大阪維新の会は、先にも述べたように従来の政治的な資源配分構造を批判することで成功した政党である。このため、彼らが行う資源配分政策はターゲットを決めた選別的な分配でなく、組織されていない「個人」を対象にする必要があった。
北欧諸国における政府への高い信頼を背景とした再分配と、公的部門への攻撃によって政治的支持を獲得した大阪維新の会は、政府に対する個人からの信頼の獲得という点で奇妙な一致をみるのである。
また、この論考では十分取り上げなかったが、国政における日本維新の会が、主要政策の1つとして、既存の社会保障の解体と頭割りの再分配であるベーシックインカムを主張するのも、上記のようなこれまで大阪維新の会が実施してきた政策傾向と結びついているものと考えるべきではなかろうか。

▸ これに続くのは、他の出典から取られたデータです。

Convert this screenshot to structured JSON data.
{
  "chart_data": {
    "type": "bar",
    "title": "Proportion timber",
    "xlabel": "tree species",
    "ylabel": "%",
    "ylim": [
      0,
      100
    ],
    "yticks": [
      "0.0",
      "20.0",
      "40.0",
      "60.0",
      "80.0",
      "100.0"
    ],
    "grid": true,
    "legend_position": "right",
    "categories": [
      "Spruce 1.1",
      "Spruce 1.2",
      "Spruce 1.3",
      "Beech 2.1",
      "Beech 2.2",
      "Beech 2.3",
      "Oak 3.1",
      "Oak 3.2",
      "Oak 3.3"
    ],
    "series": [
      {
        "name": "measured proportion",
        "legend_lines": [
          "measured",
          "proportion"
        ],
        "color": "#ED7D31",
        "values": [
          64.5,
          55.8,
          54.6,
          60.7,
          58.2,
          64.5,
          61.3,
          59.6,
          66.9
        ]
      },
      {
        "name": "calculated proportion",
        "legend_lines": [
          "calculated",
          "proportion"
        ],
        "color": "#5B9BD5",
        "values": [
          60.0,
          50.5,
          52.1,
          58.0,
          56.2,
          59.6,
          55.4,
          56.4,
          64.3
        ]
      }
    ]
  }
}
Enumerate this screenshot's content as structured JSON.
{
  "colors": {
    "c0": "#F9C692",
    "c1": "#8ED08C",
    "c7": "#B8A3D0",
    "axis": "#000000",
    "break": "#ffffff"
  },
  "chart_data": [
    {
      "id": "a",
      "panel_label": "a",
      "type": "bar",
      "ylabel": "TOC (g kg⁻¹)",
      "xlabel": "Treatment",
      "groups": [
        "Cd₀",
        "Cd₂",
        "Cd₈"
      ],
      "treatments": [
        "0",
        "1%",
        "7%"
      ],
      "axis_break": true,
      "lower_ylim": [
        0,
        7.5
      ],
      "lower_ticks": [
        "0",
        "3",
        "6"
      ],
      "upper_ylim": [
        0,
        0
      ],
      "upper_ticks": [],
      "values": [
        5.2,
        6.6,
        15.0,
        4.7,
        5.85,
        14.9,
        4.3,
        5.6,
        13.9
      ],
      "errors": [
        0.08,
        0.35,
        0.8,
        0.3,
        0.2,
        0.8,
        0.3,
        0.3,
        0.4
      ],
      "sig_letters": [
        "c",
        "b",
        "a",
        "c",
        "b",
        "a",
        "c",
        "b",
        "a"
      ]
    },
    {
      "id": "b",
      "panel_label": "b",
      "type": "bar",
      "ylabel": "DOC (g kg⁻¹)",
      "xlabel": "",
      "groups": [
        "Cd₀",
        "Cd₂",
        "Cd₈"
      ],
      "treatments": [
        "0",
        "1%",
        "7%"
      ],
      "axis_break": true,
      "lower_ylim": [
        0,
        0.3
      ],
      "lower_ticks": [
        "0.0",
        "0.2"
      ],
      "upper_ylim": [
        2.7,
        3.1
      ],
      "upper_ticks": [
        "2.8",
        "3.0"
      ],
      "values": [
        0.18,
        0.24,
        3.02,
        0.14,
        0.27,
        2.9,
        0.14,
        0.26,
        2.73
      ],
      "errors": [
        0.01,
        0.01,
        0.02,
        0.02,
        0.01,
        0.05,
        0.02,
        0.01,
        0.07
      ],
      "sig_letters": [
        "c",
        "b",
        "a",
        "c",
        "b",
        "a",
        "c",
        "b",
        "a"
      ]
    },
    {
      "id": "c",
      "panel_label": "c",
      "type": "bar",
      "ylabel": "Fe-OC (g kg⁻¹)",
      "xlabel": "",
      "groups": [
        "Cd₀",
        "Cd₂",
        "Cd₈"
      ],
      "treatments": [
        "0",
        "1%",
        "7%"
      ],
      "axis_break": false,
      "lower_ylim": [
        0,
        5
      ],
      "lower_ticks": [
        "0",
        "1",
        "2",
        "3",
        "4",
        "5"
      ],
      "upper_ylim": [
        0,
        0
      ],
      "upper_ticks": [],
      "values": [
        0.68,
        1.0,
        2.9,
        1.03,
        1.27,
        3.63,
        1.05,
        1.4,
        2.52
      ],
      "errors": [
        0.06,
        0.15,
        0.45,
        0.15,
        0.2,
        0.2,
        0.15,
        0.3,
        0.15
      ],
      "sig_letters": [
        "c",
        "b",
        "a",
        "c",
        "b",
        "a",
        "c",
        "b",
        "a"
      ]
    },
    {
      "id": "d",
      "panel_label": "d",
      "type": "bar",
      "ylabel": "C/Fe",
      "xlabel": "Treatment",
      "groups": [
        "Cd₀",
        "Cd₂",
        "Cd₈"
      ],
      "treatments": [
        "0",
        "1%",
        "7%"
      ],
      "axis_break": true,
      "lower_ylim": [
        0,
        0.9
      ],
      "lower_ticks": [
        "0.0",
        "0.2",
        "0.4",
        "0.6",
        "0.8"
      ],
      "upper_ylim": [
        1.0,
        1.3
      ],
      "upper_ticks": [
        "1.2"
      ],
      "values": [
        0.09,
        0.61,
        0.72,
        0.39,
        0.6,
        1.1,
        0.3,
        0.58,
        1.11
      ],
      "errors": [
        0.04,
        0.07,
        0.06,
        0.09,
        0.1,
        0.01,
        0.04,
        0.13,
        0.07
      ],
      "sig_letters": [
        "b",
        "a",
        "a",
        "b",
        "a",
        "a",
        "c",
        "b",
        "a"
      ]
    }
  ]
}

既存の社会保障や再分配を既得権益と置き、それを「リセット」し「公平にユニバーサルに分配する」手段として、日本維新の会が主張するベーシックインカムは、これまで大阪で行われてきた政策の延長線の上にあるとみるべきであろう。
既存の利益集団から分配を剥ぎ取ることと、個別の集団に関係ないユニバーサルな分配をデザインする手法は、従来の地域団体や社会的困窮層といった「集団」や「階層」に属していない、外側から来た新興住民層の支持に結びつく。大阪維新の会の支持が、タワーマンションの建設が進む大阪中心部、比較的大阪市在住歴が短い人々が住むエリアにおいて高い実態は、上記の仮説を補強する。
その点で、大阪維新の会が行った政策手法は、“大阪特殊の問題”ではなく、日本や世界の他の都市財政・政治にも波及する特徴を持っていることをあわせて指摘しておきたい。
最後に一点触れておきたいのは、財政とは本来多様な利害を持つ集団と個人の間において資源を配分することで利害調整を図るシステムであるということである。以前からある集団や階層を既得権益として排除し、そこから資源を引き上げて、メンバーに頭割りに配れば、公平平等な分配が達成されて一見、問題が解決したように思いがちである。しかし、社会における人々のニーズや困難(「リスク」)は、本来複雑で個別具体的なものである。
既得権益とされる集団や組織には、本来、個人の特定の利害や利益を集める「レンズ」の役割がある。このレンズに集まった「リスク」に対応するように、資源を配ることは、「レンズ=集団」の外にいる人々からは無駄と映るかもしれない。しかしそれは、複雑化した社会の困難への対応を図る上で、必要な複雑さかもしれない。
集団への分配を既得権益と批判し、ユニバーサルに分配すれば即座に問題が解決するような改革方針は、利害調整が本来「複雑」で妥協的であるという事実を無視していないだろうか。新旧の集団と個人間の利害構造から起きる対立を、いかなる分配のデザインのもとで調整するかは、なお、大阪市という都市財政の運営において課題として残されていることを指摘しておきたい。
※本稿は、拙稿「大阪維新の会による大阪市財政運営の実態――人口一人当たり歳出・歳入データを用いた他都市比較による分析」(『自治総研』2021年10月号所収)、での分析をもとに、エッセンスを抽出したものである。上記原稿は、インターネットを通じて無料でアクセス可能であるため、本稿では省略した注釈及び図の出典、またより詳しい説明については、ぜひ、大本の拙稿に当たられたい。